Das Fragebogeninterview mit Simon Jacoby, Verleger und Chefredaktor von Tsüri.ch, über seinen persönlichen Mediengebrauch, seinen Umgang mit sozialen und anderen Medien sowie Zustand und Zukunft des Journalismus in der Schweiz. Er sagt: «Früher hatte man das Geld, heute haben wir die Möglichkeiten. Ich bin froh, dass ich nicht früher lebte.» Auch wenn seine Beziehung zu Facebook langsam abkühle, gebe es bei ihm «zum Kaffee nichts Gedrucktes». Jacoby weint der gedruckten Tageszeitung keine Träne nach, denn «Onlineangebote können Tageszeitungen ersetzen».

Welches Medium darf bei Dir zum Frühstück nie fehlen?

Du meinst so klassische Medien von Redaktionen, die senden? Oder gelten auch soziale Medien und andere Plattformen? Auf jeden Fall: Zum Kaffee gibt es bei mir nichts Gedrucktes (die WOZ kommt ja nur am Donnerstag und nicht so früh am Morgen), sondern den Blick auf mein Smartphone. Dort scrolle ich durch Instagram, hole mir bei «watson» und beim «Tagi» die wichtigsten News, schaue, ob jemand was spannendes auf Facebook gepostet hat (Tendenz sinkend) und lese meine spärlich abonnierten Newsletter wie zum Beispiel den Social Media Watchblog.

Wie hältst Du es mit Facebook, Twitter und Instagram?
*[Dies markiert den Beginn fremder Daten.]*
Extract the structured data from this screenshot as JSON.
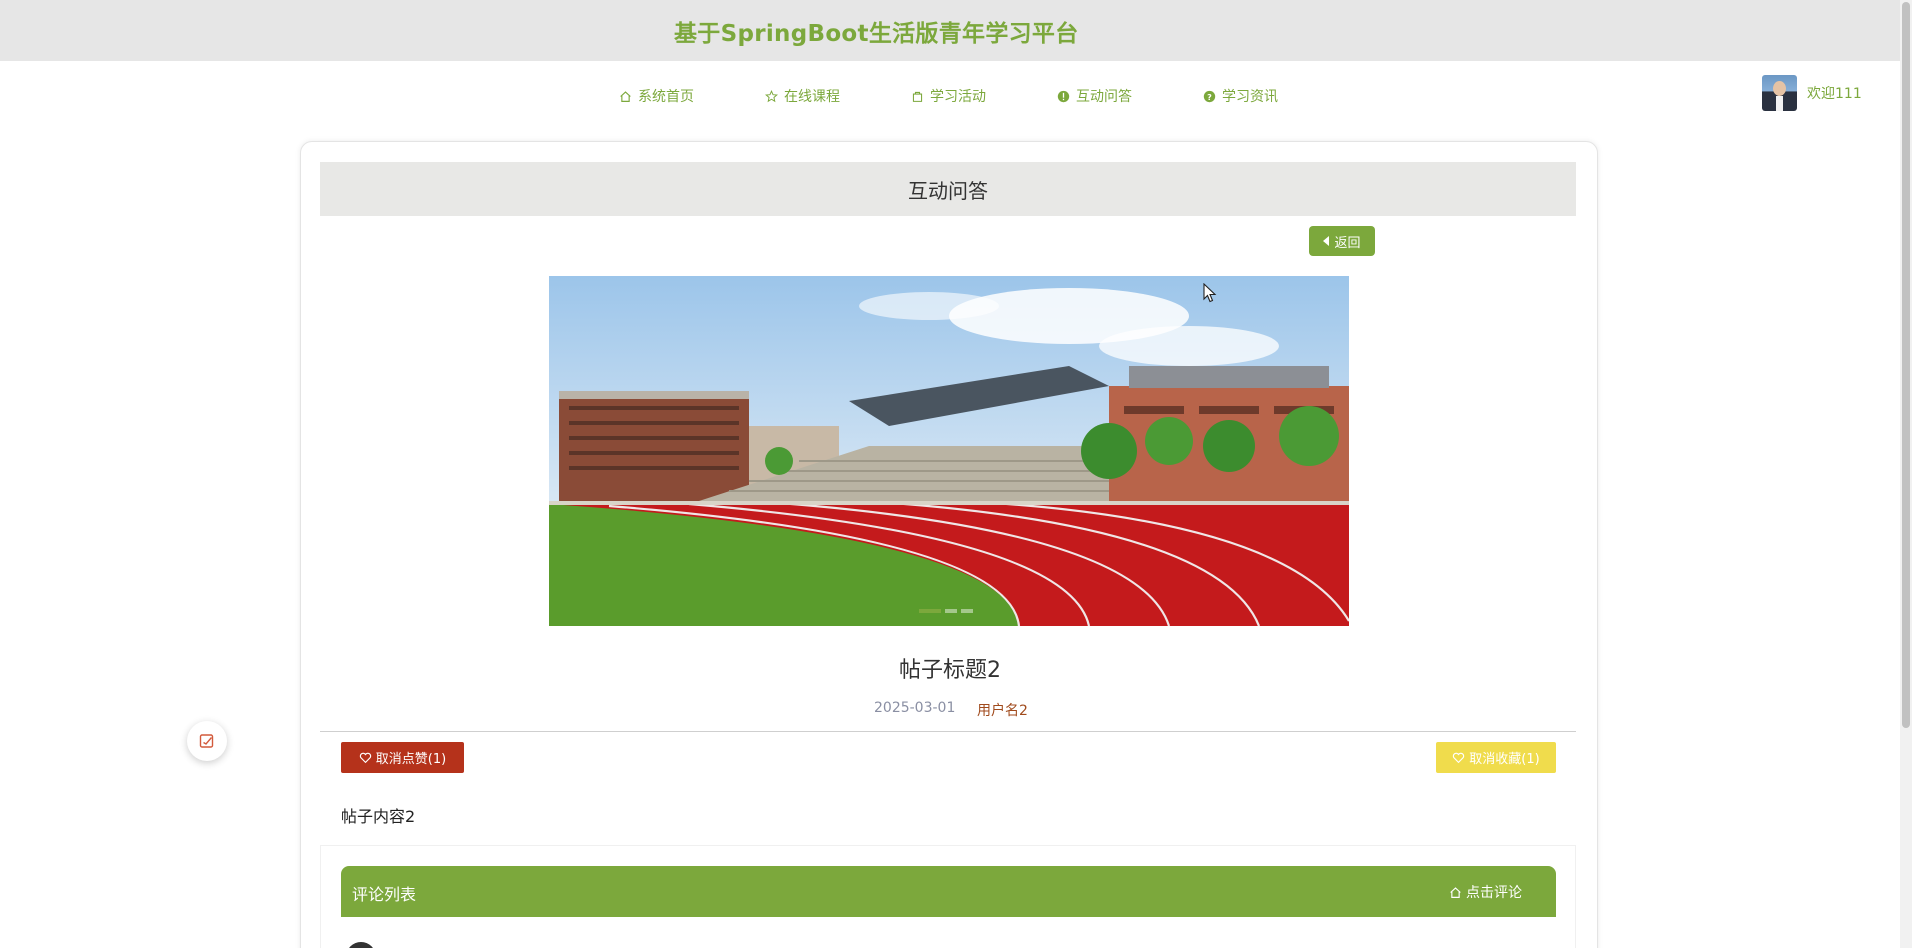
{
  "header": {
    "site_title": "基于SpringBoot生活版青年学习平台"
  },
  "nav": {
    "items": [
      {
        "label": "系统首页",
        "icon": "home-icon"
      },
      {
        "label": "在线课程",
        "icon": "star-icon"
      },
      {
        "label": "学习活动",
        "icon": "bag-icon"
      },
      {
        "label": "互动问答",
        "icon": "info-circle-icon"
      },
      {
        "label": "学习资讯",
        "icon": "question-circle-icon"
      }
    ]
  },
  "user": {
    "welcome": "欢迎111"
  },
  "page": {
    "section_title": "互动问答",
    "back_label": "返回",
    "post_title": "帖子标题2",
    "date": "2025-03-01",
    "author": "用户名2",
    "like_label": "取消点赞(1)",
    "fav_label": "取消收藏(1)",
    "content": "帖子内容2",
    "comment_title": "评论列表",
    "comment_action": "点击评论"
  },
  "colors": {
    "accent": "#7ca83c",
    "like_button": "#b5321b",
    "fav_button": "#f0dc4c",
    "date_text": "#8a8fa3",
    "author_text": "#a04a1c"
  }
}
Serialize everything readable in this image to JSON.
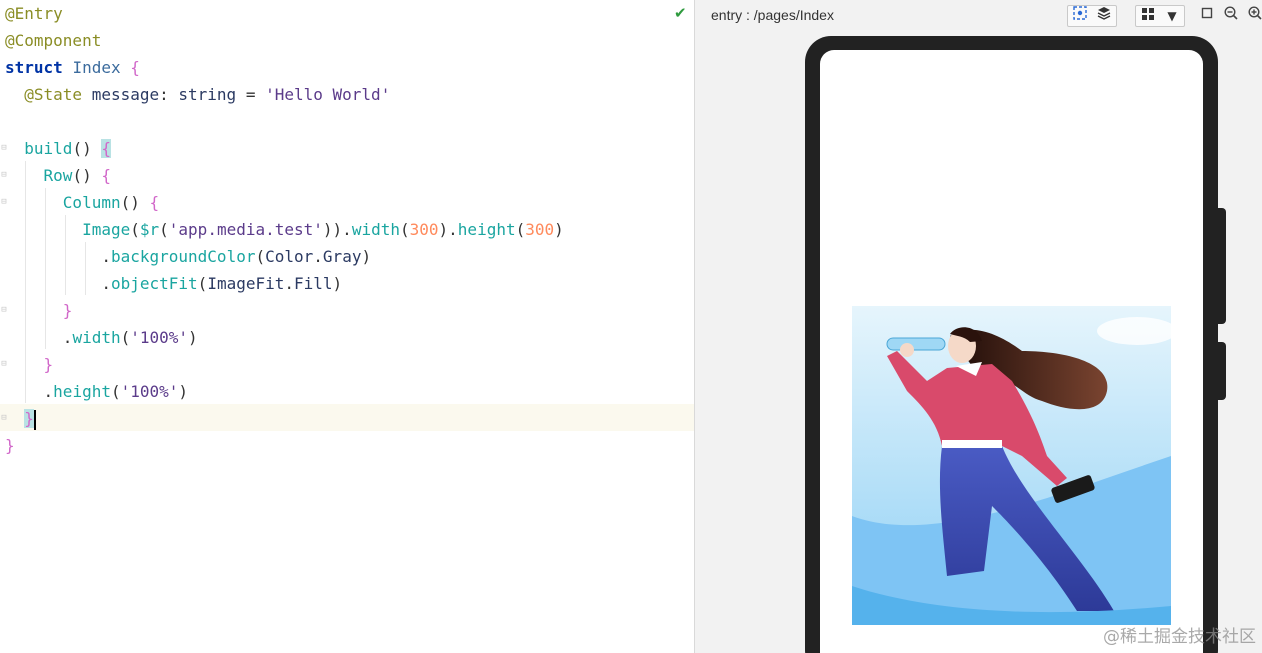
{
  "editor": {
    "lines": [
      {
        "segments": [
          {
            "t": "@Entry",
            "c": "c-anno"
          }
        ]
      },
      {
        "segments": [
          {
            "t": "@Component",
            "c": "c-anno"
          }
        ]
      },
      {
        "segments": [
          {
            "t": "struct",
            "c": "c-kw"
          },
          {
            "t": " ",
            "c": ""
          },
          {
            "t": "Index",
            "c": "c-type"
          },
          {
            "t": " ",
            "c": ""
          },
          {
            "t": "{",
            "c": "c-brace"
          }
        ]
      },
      {
        "segments": [
          {
            "t": "  ",
            "c": ""
          },
          {
            "t": "@State",
            "c": "c-anno"
          },
          {
            "t": " message",
            "c": "c-id"
          },
          {
            "t": ": ",
            "c": "c-pun"
          },
          {
            "t": "string",
            "c": "c-id"
          },
          {
            "t": " = ",
            "c": "c-pun"
          },
          {
            "t": "'Hello World'",
            "c": "c-str"
          }
        ]
      },
      {
        "segments": [
          {
            "t": "",
            "c": ""
          }
        ]
      },
      {
        "segments": [
          {
            "t": "  ",
            "c": ""
          },
          {
            "t": "build",
            "c": "c-fn"
          },
          {
            "t": "() ",
            "c": "c-pun"
          },
          {
            "t": "{",
            "c": "c-brace c-hl"
          }
        ]
      },
      {
        "segments": [
          {
            "t": "    ",
            "c": ""
          },
          {
            "t": "Row",
            "c": "c-fn"
          },
          {
            "t": "() ",
            "c": "c-pun"
          },
          {
            "t": "{",
            "c": "c-brace"
          }
        ]
      },
      {
        "segments": [
          {
            "t": "      ",
            "c": ""
          },
          {
            "t": "Column",
            "c": "c-fn"
          },
          {
            "t": "() ",
            "c": "c-pun"
          },
          {
            "t": "{",
            "c": "c-brace"
          }
        ]
      },
      {
        "segments": [
          {
            "t": "        ",
            "c": ""
          },
          {
            "t": "Image",
            "c": "c-fn"
          },
          {
            "t": "(",
            "c": "c-pun"
          },
          {
            "t": "$r",
            "c": "c-fn"
          },
          {
            "t": "(",
            "c": "c-pun"
          },
          {
            "t": "'app.media.test'",
            "c": "c-str"
          },
          {
            "t": ")).",
            "c": "c-pun"
          },
          {
            "t": "width",
            "c": "c-fn"
          },
          {
            "t": "(",
            "c": "c-pun"
          },
          {
            "t": "300",
            "c": "c-num"
          },
          {
            "t": ").",
            "c": "c-pun"
          },
          {
            "t": "height",
            "c": "c-fn"
          },
          {
            "t": "(",
            "c": "c-pun"
          },
          {
            "t": "300",
            "c": "c-num"
          },
          {
            "t": ")",
            "c": "c-pun"
          }
        ]
      },
      {
        "segments": [
          {
            "t": "          .",
            "c": "c-pun"
          },
          {
            "t": "backgroundColor",
            "c": "c-fn"
          },
          {
            "t": "(",
            "c": "c-pun"
          },
          {
            "t": "Color",
            "c": "c-id"
          },
          {
            "t": ".",
            "c": "c-pun"
          },
          {
            "t": "Gray",
            "c": "c-id"
          },
          {
            "t": ")",
            "c": "c-pun"
          }
        ]
      },
      {
        "segments": [
          {
            "t": "          .",
            "c": "c-pun"
          },
          {
            "t": "objectFit",
            "c": "c-fn"
          },
          {
            "t": "(",
            "c": "c-pun"
          },
          {
            "t": "ImageFit",
            "c": "c-id"
          },
          {
            "t": ".",
            "c": "c-pun"
          },
          {
            "t": "Fill",
            "c": "c-id"
          },
          {
            "t": ")",
            "c": "c-pun"
          }
        ]
      },
      {
        "segments": [
          {
            "t": "      ",
            "c": ""
          },
          {
            "t": "}",
            "c": "c-brace"
          }
        ]
      },
      {
        "segments": [
          {
            "t": "      .",
            "c": "c-pun"
          },
          {
            "t": "width",
            "c": "c-fn"
          },
          {
            "t": "(",
            "c": "c-pun"
          },
          {
            "t": "'100%'",
            "c": "c-str"
          },
          {
            "t": ")",
            "c": "c-pun"
          }
        ]
      },
      {
        "segments": [
          {
            "t": "    ",
            "c": ""
          },
          {
            "t": "}",
            "c": "c-brace"
          }
        ]
      },
      {
        "segments": [
          {
            "t": "    .",
            "c": "c-pun"
          },
          {
            "t": "height",
            "c": "c-fn"
          },
          {
            "t": "(",
            "c": "c-pun"
          },
          {
            "t": "'100%'",
            "c": "c-str"
          },
          {
            "t": ")",
            "c": "c-pun"
          }
        ]
      },
      {
        "segments": [
          {
            "t": "  ",
            "c": ""
          },
          {
            "t": "}",
            "c": "c-brace c-hl"
          }
        ]
      },
      {
        "segments": [
          {
            "t": "}",
            "c": "c-brace"
          }
        ]
      }
    ]
  },
  "previewer": {
    "title": "entry : /pages/Index"
  },
  "watermark": "@稀土掘金技术社区",
  "colors": {
    "sky_top": "#dff2fb",
    "sky_bottom": "#8fd0f5",
    "hill": "#5bb8f0",
    "sweater": "#d94a6b",
    "pants": "#3e4db0",
    "hair": "#3a1a14"
  }
}
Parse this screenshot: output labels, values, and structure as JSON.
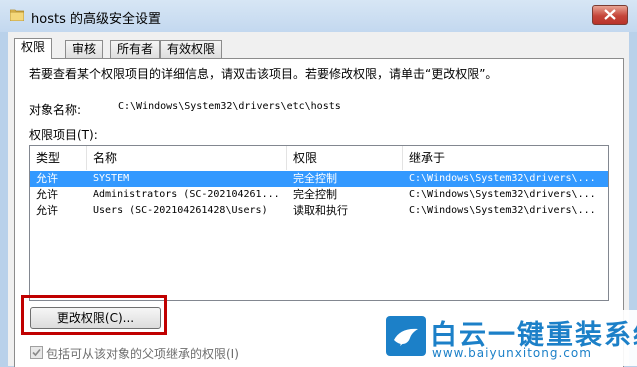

Gut! Meine Beziehung zu Facebook kühlt langsam ab, aber es ist halt doch immer noch eine wichtige Plattform, gerade für lokale Communitys, wegen themenspezifischen Gruppen und dem Messenger. Instagram ist quasi meine Pausenunterhaltung und ich möchte immer gerne mehr in meine Storys posten als ich tatsächlich tue. Ich weiss nicht recht: Soll ich damit noch richtig anfangen oder mich gleich bei Tiktok probieren oder es ganz sein lassen? Twitter nutze ich nur punktuell, wenn ich etwas recherchiere oder ich fürchte/hoffe, einen Shitstorm zu erspähen.

Es passiert etwas ganz Schlimmes wie 9/11. Wie informierst Du Dich?

Als erstes schaue ich wohl in Livetickern auf Newsportalen meines Vertrauens (z.B. «watson», CNN), was als gesichert gilt, von dort gelange ich dann auf Twitter und Instagram, wo erste Eindrücke von Augenzeugen rumschwirren. Später dann hoffe ich auf Bewegtbilder aka Fernseh-Beiträge in der SRF Play App, welche mir hoffentlich Hintergründe liefern können.

Wenn Du an die Medien in der Schweiz denkst – war früher alles besser oder schlechter?

Früher kenne ich halt nur aus Erzählungen: Es klingt alles sehr luxuriös, etwas starr und darum vielleicht etwas langweilig. Genug Ressourcen sind für den Journalismus sicher gut, zu viel kann aber auch hemmend sein. Früher hatte man das Geld, heute haben wir die Möglichkeiten. Ich bin froh, dass ich nicht früher lebte.

Haben geschriebene Worte noch Zukunft?

Klar!

Was muss man unbedingt gelesen haben?

Alles auf Tsüri.ch, alles auf Matthiaszehnder.ch, die ersten beiden Bücher von Harari und alles von Max Frisch und Jon Gnarr.

Kannst Du schlechte Bücher weglegen oder musst Du Bücher zu Ende lesen?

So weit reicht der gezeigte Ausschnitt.